Pregnant pause in breast cancer treatment ‘safe’

3 minute read


Putting endocrine therapy on hold to have a baby doesn’t increase risk of breast cancer recurrence or birth complications.


Women who put their endocrine treatment on hold to have children do not have a higher risk of breast cancer recurrence, according to new research presented at the San Antonio Breast Cancer Symposium this month.

The analysis of 500 women who had estrogen receptor-positive breast cancer also found that among women who temporarily stopped their endocrine treatment to become pregnant, 8.9% had their breast cancer recur in three years compared to 9.2% among women who did not stop treatment.

“They have very good survival, in fact slightly better breast cancer recurrence rates. So we know that we don’t appear to be doing them any harm, at least in the short term of up to three or four years, which is terrific,” Professor Christobel Saunders AO, breast cancer surgeon and researcher, told Oncology Republic.

Professor Saunders said the women in the study did not have higher rates of pregnancy complications and the 365 babies born during the study were not more likely to have birth defects. “Birth defects were very low and not associated with treatment,” she said.

Rates of conception and birth were even slightly higher than in the general population, said the James Stewart Chair of Surgery at Royal Melbourne Hospital and lead investigator of the West Australian arm of the POSITIVE trial.

Professor Saunders said the findings held across different groups with varying stages of cancer, grade of cancer and lymph node status.

“There wasn’t any real signal to show that any tumour subtype or patient subtype had any difference in terms of recurrence rates over and above what would be expected. That was a very good result for us.”

Most of the women who participated were under 40 and 75% had not had children before. Most of the women had stage I or II disease. During their breast cancer treatment they had endocrine therapy for at least 18 months before the trial and 62% also had chemotherapy.

Tamoxifen alone was the most prescribed endocrine treatment, followed by tamoxifen+ovarian function suppression.

The women then paused their endocrine treatment, including a three-month “wash-out period” before trying to conceive either naturally or through IVF.

Professor Saunders said the participants were also given counselling about healthy fertility and offered fertility appointments.

“If by a year they clearly weren’t going to get pregnant, then we encouraged them to restart their endocrine therapy.

“For those who got pregnant, it was a bit longer than that before they restarted their endocrine therapy because they’d have their babies and 62% of them breastfed so it could be two years before they restarted their endocrine therapy.”

Overall, there were 507 pregnancies with 365 births, and some women had more than one child, she said.

Since finishing the trial, 76% of women have resumed endocrine treatment.

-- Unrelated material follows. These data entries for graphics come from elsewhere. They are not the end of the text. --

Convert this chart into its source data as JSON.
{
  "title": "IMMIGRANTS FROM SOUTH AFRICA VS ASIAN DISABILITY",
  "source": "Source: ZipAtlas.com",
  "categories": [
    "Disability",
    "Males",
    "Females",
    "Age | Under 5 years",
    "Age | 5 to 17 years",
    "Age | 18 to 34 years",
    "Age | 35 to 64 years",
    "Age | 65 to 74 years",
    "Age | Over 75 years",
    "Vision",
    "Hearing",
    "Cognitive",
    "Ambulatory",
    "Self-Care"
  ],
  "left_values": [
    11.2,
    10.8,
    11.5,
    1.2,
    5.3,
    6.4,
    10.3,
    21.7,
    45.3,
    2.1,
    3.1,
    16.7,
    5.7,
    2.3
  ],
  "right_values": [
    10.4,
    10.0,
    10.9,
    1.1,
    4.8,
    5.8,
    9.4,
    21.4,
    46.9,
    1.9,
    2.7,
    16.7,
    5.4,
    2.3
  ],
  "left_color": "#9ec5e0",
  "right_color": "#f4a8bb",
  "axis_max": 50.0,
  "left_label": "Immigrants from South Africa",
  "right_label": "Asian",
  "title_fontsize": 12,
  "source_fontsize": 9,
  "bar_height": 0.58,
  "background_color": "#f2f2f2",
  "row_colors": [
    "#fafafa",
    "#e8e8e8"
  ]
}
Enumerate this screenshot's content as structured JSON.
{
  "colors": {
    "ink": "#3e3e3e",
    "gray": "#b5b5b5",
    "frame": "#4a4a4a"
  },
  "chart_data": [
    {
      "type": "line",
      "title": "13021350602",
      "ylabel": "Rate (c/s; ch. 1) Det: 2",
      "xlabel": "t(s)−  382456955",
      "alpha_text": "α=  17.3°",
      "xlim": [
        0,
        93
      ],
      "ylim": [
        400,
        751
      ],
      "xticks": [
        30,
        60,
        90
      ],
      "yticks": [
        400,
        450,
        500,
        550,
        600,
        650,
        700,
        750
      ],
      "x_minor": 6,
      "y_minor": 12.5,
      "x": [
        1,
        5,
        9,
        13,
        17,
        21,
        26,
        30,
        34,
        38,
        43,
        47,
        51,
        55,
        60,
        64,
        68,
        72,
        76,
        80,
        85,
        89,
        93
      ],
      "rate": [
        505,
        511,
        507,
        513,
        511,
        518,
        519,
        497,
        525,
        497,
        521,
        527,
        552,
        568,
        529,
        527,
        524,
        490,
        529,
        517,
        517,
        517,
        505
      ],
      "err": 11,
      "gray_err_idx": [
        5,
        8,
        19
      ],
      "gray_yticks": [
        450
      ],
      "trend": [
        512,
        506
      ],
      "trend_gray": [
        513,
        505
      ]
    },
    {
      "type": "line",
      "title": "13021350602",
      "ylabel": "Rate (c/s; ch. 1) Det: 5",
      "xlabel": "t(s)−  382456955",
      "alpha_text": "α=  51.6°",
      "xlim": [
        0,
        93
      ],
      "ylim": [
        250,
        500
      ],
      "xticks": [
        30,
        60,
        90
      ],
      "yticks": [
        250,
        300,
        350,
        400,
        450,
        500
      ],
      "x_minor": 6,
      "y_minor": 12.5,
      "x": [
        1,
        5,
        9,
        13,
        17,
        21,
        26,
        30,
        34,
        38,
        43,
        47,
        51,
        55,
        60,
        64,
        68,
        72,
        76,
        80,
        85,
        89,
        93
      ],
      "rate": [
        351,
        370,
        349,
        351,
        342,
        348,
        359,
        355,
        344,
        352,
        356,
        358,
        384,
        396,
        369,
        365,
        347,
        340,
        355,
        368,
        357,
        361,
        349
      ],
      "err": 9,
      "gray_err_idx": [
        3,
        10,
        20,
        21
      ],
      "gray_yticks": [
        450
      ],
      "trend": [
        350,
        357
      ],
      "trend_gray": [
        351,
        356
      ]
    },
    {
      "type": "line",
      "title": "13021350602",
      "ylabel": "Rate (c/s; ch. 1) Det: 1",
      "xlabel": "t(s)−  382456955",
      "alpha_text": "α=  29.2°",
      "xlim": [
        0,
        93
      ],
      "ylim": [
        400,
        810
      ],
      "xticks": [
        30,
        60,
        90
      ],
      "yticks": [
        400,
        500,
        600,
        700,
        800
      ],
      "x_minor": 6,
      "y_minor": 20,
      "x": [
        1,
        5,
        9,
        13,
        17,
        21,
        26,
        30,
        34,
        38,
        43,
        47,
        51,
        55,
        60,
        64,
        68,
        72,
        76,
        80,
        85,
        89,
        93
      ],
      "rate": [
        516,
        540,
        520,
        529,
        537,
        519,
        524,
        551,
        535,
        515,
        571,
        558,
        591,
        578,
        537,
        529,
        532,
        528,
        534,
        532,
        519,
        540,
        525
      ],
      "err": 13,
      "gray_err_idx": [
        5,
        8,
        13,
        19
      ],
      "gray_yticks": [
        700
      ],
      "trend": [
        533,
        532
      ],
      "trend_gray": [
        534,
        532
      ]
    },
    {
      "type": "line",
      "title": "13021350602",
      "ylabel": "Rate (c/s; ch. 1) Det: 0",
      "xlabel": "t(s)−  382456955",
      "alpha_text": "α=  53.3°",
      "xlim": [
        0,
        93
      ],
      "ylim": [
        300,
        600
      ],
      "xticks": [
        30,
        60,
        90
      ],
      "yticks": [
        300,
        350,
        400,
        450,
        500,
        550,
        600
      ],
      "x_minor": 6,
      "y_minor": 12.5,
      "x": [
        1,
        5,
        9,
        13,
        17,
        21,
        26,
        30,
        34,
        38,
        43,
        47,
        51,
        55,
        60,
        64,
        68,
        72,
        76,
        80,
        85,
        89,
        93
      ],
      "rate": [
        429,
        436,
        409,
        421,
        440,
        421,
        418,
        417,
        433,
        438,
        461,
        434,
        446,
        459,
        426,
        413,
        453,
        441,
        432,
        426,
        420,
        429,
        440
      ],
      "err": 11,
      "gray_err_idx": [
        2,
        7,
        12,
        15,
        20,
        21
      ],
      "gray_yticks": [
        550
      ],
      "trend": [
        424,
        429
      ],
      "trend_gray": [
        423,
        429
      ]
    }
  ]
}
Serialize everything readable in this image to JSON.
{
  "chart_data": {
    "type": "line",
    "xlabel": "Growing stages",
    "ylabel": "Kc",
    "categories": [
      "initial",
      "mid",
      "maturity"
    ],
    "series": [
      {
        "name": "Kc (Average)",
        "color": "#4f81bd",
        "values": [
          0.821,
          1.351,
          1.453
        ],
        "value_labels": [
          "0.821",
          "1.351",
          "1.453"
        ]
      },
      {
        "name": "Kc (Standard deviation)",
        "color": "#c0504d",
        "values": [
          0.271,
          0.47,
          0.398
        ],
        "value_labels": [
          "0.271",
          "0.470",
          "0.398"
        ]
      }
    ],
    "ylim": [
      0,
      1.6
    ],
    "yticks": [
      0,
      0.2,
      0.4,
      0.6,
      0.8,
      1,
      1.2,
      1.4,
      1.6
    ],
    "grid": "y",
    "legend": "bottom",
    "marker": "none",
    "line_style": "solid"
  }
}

Professor Saunders said for young women with breast cancer, fertility was a very important issue, often second only to survival. She said as women increasingly delayed their first pregnancies, there was a growing proportion of young women who developed breast cancer before having children.

“There’s always been concern that if you stopped your treatment that might increase recurrence, or indeed having a pregnancy with all the hormones that flow around that that might increase recurrence, but it doesn’t appear to be so, which is very good news for women.”